Over the months previous, Solomon had gotten pretty cocky in group meetings, couldn’t go along with any of his teammates’ ideas and began to separate himself with comments like, “I don’t know if I can support that – it is just not what I want to do.” I was a youth minister with a highly evolved team where each person had specific jobs and was cross-trained in someone else’s job. There was no “me”, “us time” or “I” with those people – while on the job (and that was whenever they were around kids) drawing the teens to God was the only focus.
“Solomon,” I finally butted in, “It is okay. It is very clear that you want my job and that you think you can do it better…”
“No, that isn’t what I am saying!” he interrupted.
“It’s okay. I am not upset or offended.
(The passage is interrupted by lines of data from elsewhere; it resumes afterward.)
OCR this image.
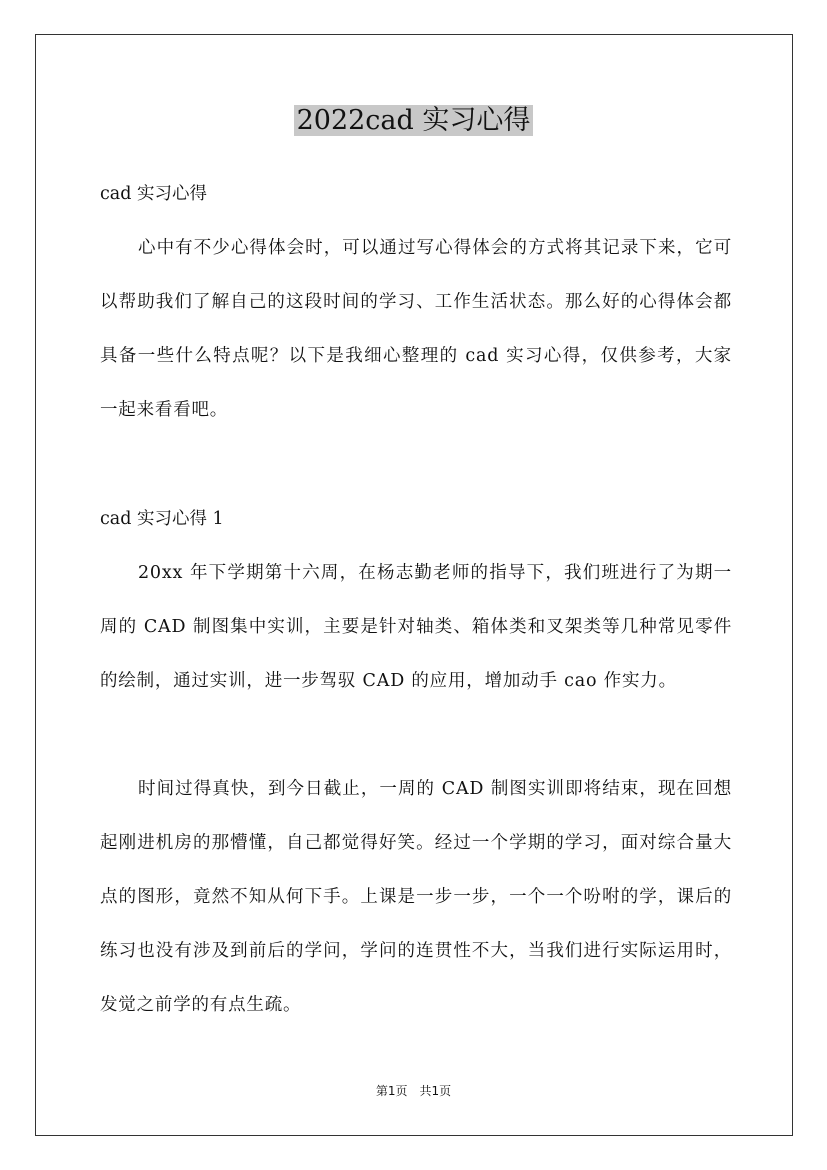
2022cad 实习心得

cad 实习心得

心中有不少心得体会时，可以通过写心得体会的方式将其记录下来，它可以帮助我们了解自己的这段时间的学习、工作生活状态。那么好的心得体会都具备一些什么特点呢？以下是我细心整理的 cad 实习心得，仅供参考，大家一起来看看吧。

cad 实习心得 1

20xx 年下学期第十六周，在杨志勤老师的指导下，我们班进行了为期一周的 CAD 制图集中实训，主要是针对轴类、箱体类和叉架类等几种常见零件的绘制，通过实训，进一步驾驭 CAD 的应用，增加动手 cao 作实力。

时间过得真快，到今日截止，一周的 CAD 制图实训即将结束，现在回想起刚进机房的那懵懂，自己都觉得好笑。经过一个学期的学习，面对综合量大点的图形，竟然不知从何下手。上课是一步一步，一个一个吩咐的学，课后的练习也没有涉及到前后的学问，学问的连贯性不大，当我们进行实际运用时，发觉之前学的有点生疏。

第1页　共1页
My inclination is to give you my job for a month or two so that you can grow, find out where you are prepared and where you aren’t. You are a very capable leader. However, it is my job – the job God called me to and the job the church expects me to do – so I cannot give it to you. With that said, I can offer to help train you more, help you find a leadership position in a ministry or whatever will help.”
Silence followed.
Since that day in my office, two or three great friends and two or three acquaintances at the Church have shown up and had this same discussion. I have tried (like one of my mentors did me) to warn them and teach them that the leadership is not to be desired or craved over the ministry that is done. Many times emerging leaders get too focused on wanting to be leaders and wanting to progress. They often go through knowing everything and listening less to others. In so doing, not only do they get “heady” but they cheat themselves out of the proper development of a leader and much learning.
Leaders should find comfort in a slower track, being developed under existing leaders, learning all they can before they lead alone so that we as leaders screw up less churches and people. Anyway, it is always better to be selected to be a leader than to claim it yourself. Show them you can lead and someone will put it to good use.
I think of it like tennis. If you always want to win and be admired, you can always find an easy mark, game or groupie. If you want a fair and even game, you simply need to find an equal to play with. However, if you want to improve and get better, then you had better find a better player and a big dose of humility. You have to find yourself lesser as you master new skills.
We may think that we are better than our city's baseball manager – but he has the job and we are watching him work. We many even be better than him but he better have a winning record to show because a whining record is not nearly as impressive. If you slow down, make sure, and do the job of a leader well, the very leader above you will probably give you part if not all of his job. And if he doesn’t someone will.
It wasn’t a month or so before Solomon left to find a ministry to work in. It has been a rough road – it could have been easier if he didn’t have to lay claim to it.